Sunday, June 15, 2008

Nanotechnology research outpacing peer review?

Nanowerk quotes Drummond Rennie for the proposition that peer review determines "where", not whether, a paper will be published.

There is also the question: "who benefits from patents arising from the work (or rather: who will get to patent new discoveries?)"

Further, on patents, there is text:

Of course it is naive to believe that researchers are always interested or encouraged to publish a paper on their research findings as soon as they have something to report. In today's research environment, where military research grants (at least in the U.S.) and corporate funding and commercialization aspects play such an important role, it often is much more important for researchers and their universities to secure patent claims first (some background: "Growing nanotechnology problems: navigating the patent labyrinth"). And scientists working for companies or military research outfits often will forgo publication altogether for the sake of competitive advantage or military secrecy.

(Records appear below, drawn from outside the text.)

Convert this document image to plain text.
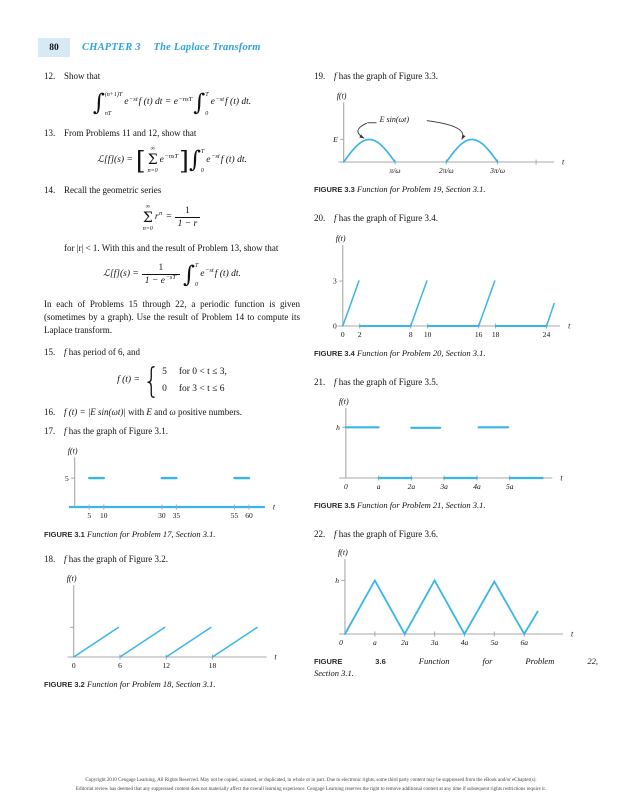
80	CHAPTER 3 The Laplace Transform
12. Show that
∫ (n+1)T
nT
e −st f (t) dt = e −nsT ∫ T
0
e −st f (t) dt.
13. From Problems 11 and 12, show that
ℒ[f](s) = [ ∞
Σ
n=0
e −nsT ] ∫ T
0
e −st f (t) dt.
14. Recall the geometric series
∞
Σ
n=0
r $n = \frac{1}{1 - r}$
for |r| < 1. With this and the result of Problem 13, show that
ℒ[f](s) = $\frac{1}{1 - e^{-sT}}$ ∫ T
0
e −st f (t) dt.
In each of Problems 15 through 22, a periodic function is given (sometimes by a graph). Use the result of Problem 14 to compute its Laplace transform.
15. f has period of 6, and
f (t) = { 5 for 0 < t ≤ 3,
0 for 3 < t ≤ 6
16. f (t) = |E sin(ωt)| with E and ω positive numbers.
17. f has the graph of Figure 3.1.
5 10	30 35	55 60
5
f(t)
t
FIGURE 3.1 Function for Problem 17, Section 3.1.
18. f has the graph of Figure 3.2.
0	6	12	18
f(t)
t
FIGURE 3.2 Function for Problem 18, Section 3.1.
19. f has the graph of Figure 3.3.
π/ω	2π/ω	3π/ω
E
f(t)
t
E sin(ωt)
FIGURE 3.3 Function for Problem 19, Section 3.1.
20. f has the graph of Figure 3.4.
0 2	8 10	16 18	24
3
0
f(t)
t
FIGURE 3.4 Function for Problem 20, Section 3.1.
21. f has the graph of Figure 3.5.
0	a	2a	3a	4a	5a
h
f(t)
t
FIGURE 3.5 Function for Problem 21, Section 3.1.
22. f has the graph of Figure 3.6.
0	a	2a	3a	4a	5a	6a
h
f(t)
t
FIGURE 3.6	Function for Problem 22,
Section 3.1.
Copyright 2010 Cengage Learning. All Rights Reserved. May not be copied, scanned, or duplicated, in whole or in part. Due to electronic rights, some third party content may be suppressed from the eBook and/or eChapter(s).
Editorial review has deemed that any suppressed content does not materially affect the overall learning experience. Cengage Learning reserves the right to remove additional content at any time if subsequent rights restrictions require it.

IPBiz notes that, in most cases, a US patent application IS PUBLISHED, so that seeking a patent does NOT mean that one is suppressing in the information. Quite the opposite is true. The information is disclosed WHETHER OR NOT a patent is issued.

The article concludes: If the underlying field of research is changing so fast that the traditional process of publishing the findings cannot keep pace, it appears to be only a question of time before the whole system will undergo a radical change.

See also Growing nanotechnology problems: navigating the patent labyrinth which includes the text:

Carbon nanotubes (CNTs) belong to the most exciting nanomaterials discovered so far and the buzz associated with them has to do with their amazing properties. Depending on their structure, they can be metals or semiconductors. They exhibit extraordinary mechanical properties, which make them extremely strong materials with good thermal conductivity. Their tensile strength is several times that of steel. These characteristics have generated strong interest in their possible use in reinforced composites, nanoelectronics, nanomechanical devices, circuits and computers. Single-wall nanotubes (SWNTs) are an intriguing variant of carbon nanotubes because they exhibit important electrical properties that are not shared by the multi-walled carbon nanotubes (MWNT). SWNTs are the most likely candidate for miniaturizing electronics toward the nanoscale.


A recent legal paper identifies key patents claiming compositions of matter, methods of production, and products incorporating nanotubes. The authors summarize potential patent invalidity arguments that may be raised against certain patents in the field and explain how the patent landscape impacts the commercialization of nanotube-based products.

IPBiz was surprised to see the following paragraph on nanowerk:

Apart from the classic 1952 Radushkevich and Lukyanovich paper (O strukture ugleroda, obrazujucegosja pri termiceskom razlozenii okisi ugleroda na zeleznom kontakte), the earliest example of such "prior art" appeared in 1976, when researchers in France and Japan published an article entitled "Filamentous Growth of Carbon Through Benzene Decomposition", which described the creation of hollow tubes of carbon fibers. These tubes were made of "concentric sheets of carbon, set around the fibre axis, as the annual rings of a tree." The researchers describe the tube as "running parallel to the axis ... the diameter of which widely varies from about 20 Â to more than 500 Â." This could be used, for example, as prior art anticipating a multi-walled carbon nanotube. In fact, there are several other scientific publications prior to Ijima's 1991 Nature article that potentially could be used as "prior art" examples.

For starters, it ignores work by R.T.K. ("Terry") Baker on filamentary carbon done before 1976. Terry used controlled atmosphere electron microscopy [CAEM] to produce videos of filamentary carbon growing. Nanowerk ignored lots of other prior art too.